Le vendredi 2 juin, la nouvelle tomba comme une bombe: La ministre du tourisme Caroline Proulx est intervenue directement pour faire annuler un événement de prière à teneur pro-vie devant avoir lieu au Centre des congrès de Québec ! J'étais simplement abasourdi d'entendre cette preuve de dureté envers les personnes pro-vie. 

J'ai donc cru important que nous fassions connaître à la Ministre (et à son patron, François Legault) ce qui nous pensions de cette gaffe injurieuse à l'encontre du bon sens et des pro-vie. Nous avons donc créé cette pétition que nous vous invitons à signer:

Cet événement devait avoir lieu du 23 juin (veille de la Saint-Jean) au 2 juillet. Avec suffisamment de signatures, peut-être penserons-ils à corriger le tir et réinstituer cet événement, ne serait-ce que pour demeurer cohérent avec leur supposé engagement en faveur de la « liberté d'expression ».

Merci de votre précieuse collaboration. Aussi, n'oubliez pas à faire suivre cette pétition à vos amis et connaissances!

Pour la Vie,


Georges Buscemi
Président, Campagne Québec-Vie

***

Durant le mois de juin, nous tiendrons notre annuel Pèlerinage pour la vie, le samedi 17 juin, sur les pas de la vénérable Rosalie Cadron-Jetté (1794-1864), fondatrice des Sœurs de la Miséricorde de Montréal, un ordre qui s’occupe des filles-mères.

Programme :

7 h 30 Messe, Cathédrale Marie-Reine-du-Monde, Montréal, suivie d’un temps de prière à la tombe de la vénérable Rosalie Cadron-Jetté.

9 h Pèlerinage au centre-ville de Montréal, visite de sanctuaires et centres d’avortement.

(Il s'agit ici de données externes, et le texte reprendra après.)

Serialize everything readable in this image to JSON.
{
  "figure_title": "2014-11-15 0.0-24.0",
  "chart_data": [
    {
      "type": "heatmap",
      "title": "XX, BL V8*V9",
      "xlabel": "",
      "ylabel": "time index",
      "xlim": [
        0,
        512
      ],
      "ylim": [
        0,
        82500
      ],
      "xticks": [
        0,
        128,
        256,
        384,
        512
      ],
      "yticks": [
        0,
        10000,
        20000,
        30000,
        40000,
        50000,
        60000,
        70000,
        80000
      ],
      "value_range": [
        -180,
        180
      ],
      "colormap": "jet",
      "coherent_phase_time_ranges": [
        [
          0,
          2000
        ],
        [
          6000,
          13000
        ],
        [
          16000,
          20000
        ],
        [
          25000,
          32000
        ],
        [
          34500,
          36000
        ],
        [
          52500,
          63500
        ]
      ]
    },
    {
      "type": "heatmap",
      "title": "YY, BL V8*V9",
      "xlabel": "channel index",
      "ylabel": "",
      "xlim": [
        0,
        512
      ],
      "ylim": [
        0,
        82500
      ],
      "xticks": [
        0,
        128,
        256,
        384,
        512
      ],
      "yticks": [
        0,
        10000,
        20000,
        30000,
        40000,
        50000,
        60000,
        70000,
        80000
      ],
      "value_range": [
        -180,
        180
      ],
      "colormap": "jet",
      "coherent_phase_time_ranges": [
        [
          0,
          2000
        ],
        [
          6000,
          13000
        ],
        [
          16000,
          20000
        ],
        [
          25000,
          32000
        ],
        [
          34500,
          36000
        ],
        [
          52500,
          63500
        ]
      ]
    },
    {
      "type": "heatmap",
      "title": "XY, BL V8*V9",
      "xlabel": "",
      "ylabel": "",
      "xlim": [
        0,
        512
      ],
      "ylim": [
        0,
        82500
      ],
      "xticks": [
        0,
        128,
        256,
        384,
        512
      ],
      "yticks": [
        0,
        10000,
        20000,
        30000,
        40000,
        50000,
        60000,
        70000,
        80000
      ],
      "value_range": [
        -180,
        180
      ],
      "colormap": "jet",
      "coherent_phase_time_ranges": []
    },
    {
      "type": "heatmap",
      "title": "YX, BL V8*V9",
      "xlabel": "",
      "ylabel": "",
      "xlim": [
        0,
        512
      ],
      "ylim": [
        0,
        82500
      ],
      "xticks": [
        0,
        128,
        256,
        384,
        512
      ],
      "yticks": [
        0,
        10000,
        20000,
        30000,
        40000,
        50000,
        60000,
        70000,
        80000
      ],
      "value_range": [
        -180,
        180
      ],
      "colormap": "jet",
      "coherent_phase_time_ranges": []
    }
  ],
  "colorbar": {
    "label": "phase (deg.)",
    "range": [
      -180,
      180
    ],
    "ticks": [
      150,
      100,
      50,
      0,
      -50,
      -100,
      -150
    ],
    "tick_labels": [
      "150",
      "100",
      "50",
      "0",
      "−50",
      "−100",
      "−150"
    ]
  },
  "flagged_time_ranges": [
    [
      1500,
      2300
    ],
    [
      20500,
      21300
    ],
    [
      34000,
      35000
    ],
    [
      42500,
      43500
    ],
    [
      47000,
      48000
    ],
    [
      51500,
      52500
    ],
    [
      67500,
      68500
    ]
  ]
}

12 h 30 Fin du pèlerinage.

Renseignement : 438 930 8643

***

Aussi, Avez-vous entendu parler du colloque « La laïcité où on ne la voit pas. Regards québécois et internationaux. », organisé par le Centre de recherche Société, Droit et Religions de l’Université de Sherbrooke (SoDRUS), qui doit avoir lieu au Campus de Longueuil le 9 et 10 juin 2023 ? C’est un événement qui, comme son nom l’indique, porte sur la notion de « laïcité » et tout ce qu’elle implique. L’annonce de cette conférence donne déjà un aperçu de son contenu à venir, elle explique en quoi la laïcité, l’avortement, l’euthanasie, le « mariage » homosexuel et autres sujets connexes reposent sur les mêmes principes erronés.

Nous invitons ceux de nos lecteurs qui seraient intéressés à questionner les principes de l’idéologie « pro-choix » d’assister à ce colloque. Faites-nous part de vos réflexions sur cette conférence.

La laïcité où on ne la voit pas. Regards québécois et internationaux.
Campus de Longueuil | Salle des grandes portées (LI-2610)
9 et 10 juin 2023
==> Pour inscription, suivez ce lien.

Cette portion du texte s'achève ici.